Donnes stijl

Donnes gedichten zijn origineel, geestig, erudiet, vaak obscuur, en worden gekenmerkt door een rijke beeldspraak met briljant gebruik van paradox en hyperbool.

Zijn poëzie brak met de poëtische conventies van het elizabethaanse tijdperk met zijn voorkeur voor gepolijste, afgemeten versregels en het gebruik van klassieke toespelingen. In plaats daarvan schreef Donne energieke versregels, gekenmerkt door complexe, geestige 'conceits' met onverwachte contrasten waarbij het aardse en het goddelijke naast elkaar werden geplaatst. De achttiende-eeuwse criticus Samuel Johnson merkte op dat in het werk van Donne "de meest heterogene ideeën met geweld samen worden gezet, en natuur en kunst geplunderd worden voor beelden, vergelijkingen en toespelingen."

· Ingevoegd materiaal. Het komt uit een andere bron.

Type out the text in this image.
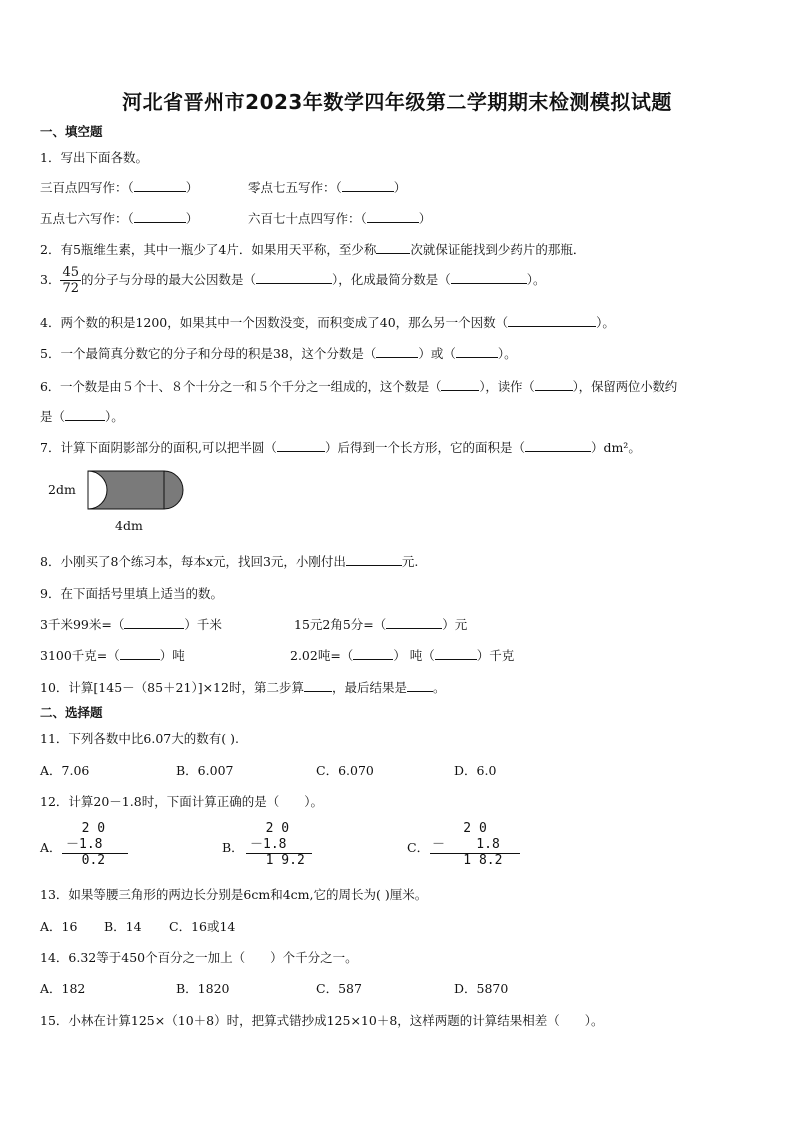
河北省晋州市2023年数学四年级第二学期期末检测模拟试题
一、填空题
1．写出下面各数。
三百点四写作：（	）	零点七五写作：（	）
五点七六写作：（	）	六百七十点四写作：（	）
2．有5瓶维生素，其中一瓶少了4片．如果用天平称，至少称	次就保证能找到少药片的那瓶．
3． $\frac{45}{72}$ 的分子与分母的最大公因数是（	），化成最简分数是（	）。
4．两个数的积是1200，如果其中一个因数没变，而积变成了40，那么另一个因数（	）。
5．一个最简真分数它的分子和分母的积是38，这个分数是（	）或（	）。
6．一个数是由５个十、８个十分之一和５个千分之一组成的，这个数是（	），读作（	），保留两位小数约
是（	）。
7．计算下面阴影部分的面积,可以把半圆（	）后得到一个长方形，它的面积是（	）dm²。
2dm
4dm
8．小刚买了8个练习本，每本x元，找回3元，小刚付出	元.
9．在下面括号里填上适当的数。
3千米99米=（	）千米	15元2角5分=（	）元
3100千克=（	）吨	2.02吨=（	） 吨（	）千克
10．计算[145－（85＋21）]×12时，第二步算 ，最后结果是 。
二、选择题
11．下列各数中比6.07大的数有( ).
A．7.06	B．6.007	C．6.070	D．6.0
12．计算20－1.8时，下面计算正确的是（　　）。
A．
2 0
－1.8
0.2
B．
2 0
－1.8
1 9.2
C．
2 0
－    1.8
1 8.2
13．如果等腰三角形的两边长分别是6cm和4cm,它的周长为( )厘米。
A．16 B．14 C．16或14
14．6.32等于450个百分之一加上（　　）个千分之一。
A．182	B．1820	C．587	D．5870
15．小林在计算125×（10＋8）时，把算式错抄成125×10＋8，这样两题的计算结果相差（　　）。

Veel elizabethaans vers is decoratief en bloemrijk. De beeldspraak is sierlijk en conventioneel, en het ritme vloeiend en regelmatig. De conceits waar die dichters van gebruikmaakten zijn vaak variaties op vergelijkingen die vanaf Petrarca in de veertiende eeuw van generatie op generatie werden doorgegeven. Donne zocht zijn inspiratie eerder bij 'continentale' dichters die Petrarca's vondsten verlevendigden met sterk geconcentreerde conceits, vol dramatische contrasten of onverwachte vergelijkingen. Zo verschijnt het cliché van Cupido's pijlen in Donnes liefdesgedichten alleen om er de spot mee te drijven of ingenieus omgevormd. Een andere conventie in liefdespoezie, de tranen, komen bij Donne bijvoorbeeld voor in A Valediction: Of Weeping, maar dan in een veel complexere beeldspraak: ze zijn cijfers, ze zijn bollen, werelden, waarin de som van de dingen ligt vervat.